In questo modo, infatti, ha operato il legislatore delegato in materia di procedure concorsuali, provvedendo sia a modificare l’art. 6 legge fall., rimuovendo la possibilità che il fallimento fosse dichiarato d’ufficio, sia, in occasione dell’adozione dei successivi decreti correttivi, ad espungere dal testo della legge fallimentare le residue fattispecie nelle quali la dichiarazione di fallimento interveniva in assenza di un’istanza proveniente da soggetto diverso dall’organo decidente. In particolare, ci si riferisce al decreto legislativo 12 settembre 2007, n. 169 (Disposizioni integrative e correttive al regio decreto 16 marzo 1942, n. 267, nonché al decreto legislativo 9 gennaio 2006, n. 5, in materia di disciplina del fallimento, del concordato preventivo e della liquidazione coatta amministrativa, ai sensi dell’articolo 1, commi 5, 5-bis e 6, della legge 14 maggio 2005, n. 80).

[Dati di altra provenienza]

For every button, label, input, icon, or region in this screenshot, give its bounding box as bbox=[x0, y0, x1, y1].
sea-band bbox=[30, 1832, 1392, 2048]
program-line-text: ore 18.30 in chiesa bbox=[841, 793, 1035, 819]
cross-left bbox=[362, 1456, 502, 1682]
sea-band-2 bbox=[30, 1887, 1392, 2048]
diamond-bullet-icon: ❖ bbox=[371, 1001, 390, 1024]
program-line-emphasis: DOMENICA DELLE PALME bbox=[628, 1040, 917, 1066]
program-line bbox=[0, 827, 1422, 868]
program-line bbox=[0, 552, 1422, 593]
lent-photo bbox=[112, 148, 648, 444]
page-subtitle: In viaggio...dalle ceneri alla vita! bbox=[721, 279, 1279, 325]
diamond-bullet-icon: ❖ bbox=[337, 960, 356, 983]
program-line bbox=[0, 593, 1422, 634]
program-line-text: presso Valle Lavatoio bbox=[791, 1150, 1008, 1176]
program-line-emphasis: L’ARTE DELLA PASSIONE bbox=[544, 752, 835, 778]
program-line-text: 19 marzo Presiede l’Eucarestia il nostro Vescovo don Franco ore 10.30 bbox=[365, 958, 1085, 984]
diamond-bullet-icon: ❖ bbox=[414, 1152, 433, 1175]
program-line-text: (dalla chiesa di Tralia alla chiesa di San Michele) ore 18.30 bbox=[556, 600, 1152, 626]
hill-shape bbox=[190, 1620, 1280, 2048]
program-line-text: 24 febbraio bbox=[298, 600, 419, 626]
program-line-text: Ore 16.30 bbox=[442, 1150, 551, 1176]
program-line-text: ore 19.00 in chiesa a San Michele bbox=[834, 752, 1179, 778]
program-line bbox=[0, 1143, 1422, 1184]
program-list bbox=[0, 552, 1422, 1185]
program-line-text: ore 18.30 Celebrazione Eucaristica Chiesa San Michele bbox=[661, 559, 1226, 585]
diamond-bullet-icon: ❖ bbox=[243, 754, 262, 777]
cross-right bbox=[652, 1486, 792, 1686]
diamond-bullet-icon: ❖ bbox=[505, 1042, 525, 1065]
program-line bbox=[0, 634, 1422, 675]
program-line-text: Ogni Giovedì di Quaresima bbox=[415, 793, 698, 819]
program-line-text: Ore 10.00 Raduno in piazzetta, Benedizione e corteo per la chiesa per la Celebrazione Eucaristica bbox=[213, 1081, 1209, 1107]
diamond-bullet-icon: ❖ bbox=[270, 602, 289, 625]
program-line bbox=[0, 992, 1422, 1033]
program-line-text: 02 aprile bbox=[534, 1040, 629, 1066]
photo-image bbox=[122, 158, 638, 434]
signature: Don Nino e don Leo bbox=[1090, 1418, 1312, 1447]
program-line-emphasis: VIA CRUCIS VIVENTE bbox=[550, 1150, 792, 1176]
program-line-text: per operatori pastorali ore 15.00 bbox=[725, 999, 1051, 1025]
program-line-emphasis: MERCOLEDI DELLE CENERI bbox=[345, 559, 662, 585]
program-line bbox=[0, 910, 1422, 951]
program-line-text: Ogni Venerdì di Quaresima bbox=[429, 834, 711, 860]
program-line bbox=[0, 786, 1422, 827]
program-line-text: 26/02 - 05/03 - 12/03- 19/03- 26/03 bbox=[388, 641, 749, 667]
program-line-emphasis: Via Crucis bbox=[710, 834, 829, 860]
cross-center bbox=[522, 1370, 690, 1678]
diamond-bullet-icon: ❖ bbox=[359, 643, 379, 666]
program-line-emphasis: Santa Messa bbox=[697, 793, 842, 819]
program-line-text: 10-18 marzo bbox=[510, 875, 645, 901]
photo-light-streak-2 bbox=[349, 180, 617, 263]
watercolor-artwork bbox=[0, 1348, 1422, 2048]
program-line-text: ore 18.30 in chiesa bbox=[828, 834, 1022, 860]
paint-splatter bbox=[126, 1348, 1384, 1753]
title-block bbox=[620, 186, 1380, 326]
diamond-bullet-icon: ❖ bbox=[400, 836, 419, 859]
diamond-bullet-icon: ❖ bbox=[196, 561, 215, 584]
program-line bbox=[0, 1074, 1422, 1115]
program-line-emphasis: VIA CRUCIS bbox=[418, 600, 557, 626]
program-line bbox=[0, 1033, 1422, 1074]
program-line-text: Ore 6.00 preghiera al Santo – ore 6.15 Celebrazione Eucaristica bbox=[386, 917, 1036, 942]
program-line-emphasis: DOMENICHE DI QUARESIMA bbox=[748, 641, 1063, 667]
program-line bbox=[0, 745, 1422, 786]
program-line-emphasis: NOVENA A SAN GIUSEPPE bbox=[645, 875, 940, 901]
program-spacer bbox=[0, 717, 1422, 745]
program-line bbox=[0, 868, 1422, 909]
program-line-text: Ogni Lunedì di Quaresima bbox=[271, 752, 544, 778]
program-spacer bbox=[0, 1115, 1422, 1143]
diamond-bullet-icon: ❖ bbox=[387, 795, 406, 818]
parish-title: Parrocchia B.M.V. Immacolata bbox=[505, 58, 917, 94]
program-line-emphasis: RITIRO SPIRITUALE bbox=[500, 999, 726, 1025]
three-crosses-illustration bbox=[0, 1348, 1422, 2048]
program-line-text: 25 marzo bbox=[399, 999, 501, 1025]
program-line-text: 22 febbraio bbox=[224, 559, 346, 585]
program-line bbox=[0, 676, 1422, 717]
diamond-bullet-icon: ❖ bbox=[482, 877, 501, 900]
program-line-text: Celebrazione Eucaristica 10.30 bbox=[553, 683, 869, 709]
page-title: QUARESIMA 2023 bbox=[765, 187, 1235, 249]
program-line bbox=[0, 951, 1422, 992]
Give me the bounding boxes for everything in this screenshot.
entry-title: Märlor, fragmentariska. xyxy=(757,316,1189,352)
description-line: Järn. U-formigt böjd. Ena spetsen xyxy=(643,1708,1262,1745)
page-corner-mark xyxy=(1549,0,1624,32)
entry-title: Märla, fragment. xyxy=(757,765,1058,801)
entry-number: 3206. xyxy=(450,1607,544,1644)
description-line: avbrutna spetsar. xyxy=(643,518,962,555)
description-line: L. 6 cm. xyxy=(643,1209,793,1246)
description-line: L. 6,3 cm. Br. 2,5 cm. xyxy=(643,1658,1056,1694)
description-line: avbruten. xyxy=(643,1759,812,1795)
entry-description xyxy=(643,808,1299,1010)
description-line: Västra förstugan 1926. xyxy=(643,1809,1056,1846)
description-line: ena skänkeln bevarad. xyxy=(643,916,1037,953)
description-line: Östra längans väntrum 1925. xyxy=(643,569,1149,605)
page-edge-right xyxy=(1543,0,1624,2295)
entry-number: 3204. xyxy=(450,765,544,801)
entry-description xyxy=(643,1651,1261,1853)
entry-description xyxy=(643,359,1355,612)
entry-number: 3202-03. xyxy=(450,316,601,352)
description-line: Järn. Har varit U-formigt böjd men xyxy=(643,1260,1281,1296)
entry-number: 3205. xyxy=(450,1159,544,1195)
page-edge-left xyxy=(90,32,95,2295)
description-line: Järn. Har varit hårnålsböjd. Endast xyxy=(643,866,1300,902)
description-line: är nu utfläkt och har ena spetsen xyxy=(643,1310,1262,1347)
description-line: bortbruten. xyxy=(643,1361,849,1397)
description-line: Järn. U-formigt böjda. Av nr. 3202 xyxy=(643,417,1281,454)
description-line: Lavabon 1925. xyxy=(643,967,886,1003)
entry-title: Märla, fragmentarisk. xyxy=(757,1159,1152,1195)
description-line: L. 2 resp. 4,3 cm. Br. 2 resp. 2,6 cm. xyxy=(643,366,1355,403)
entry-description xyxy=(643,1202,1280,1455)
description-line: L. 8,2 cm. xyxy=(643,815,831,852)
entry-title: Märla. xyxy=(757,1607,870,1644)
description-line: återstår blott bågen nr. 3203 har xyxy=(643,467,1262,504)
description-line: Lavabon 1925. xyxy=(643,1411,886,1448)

3.4.− Non vi è dubbio che, così operando, il legislatore delegato, lungi dal violare la delega a lui conferita, ha, viceversa, dato attuazione al precetto affidatogli di procedere al coordinamento della disciplina delle procedure concorsuali con uno dei principi del nostro sistema processuale.

per questi motivi

LA CORTE COSTITUZIONALE

dichiara non fondata la questione di legittimità costituzionale dell’articolo 4 del decreto legislativo 9 gennaio 2006, n. 5 (Riforma organica della disciplina delle procedure concorsuali a norma dell’articolo 1, comma 5, della legge 14 maggio 2005, n. 80), sollevata, in riferimento agli artt. 76 e 77 della Costituzione, dal Tribunale ordinario di Milano, sezione fallimentare, con l’ordinanza in epigrafe.

Così deciso in Roma, nella sede della Corte costituzionale, Palazzo della Consulta, il 3 luglio 2013.

F.to:

Franco GALLO, Presidente

Paolo Maria NAPOLITANO, Redattore

Gabriella MELATTI, Cancelliere

Depositata in Cancelleria il 9 luglio 2013.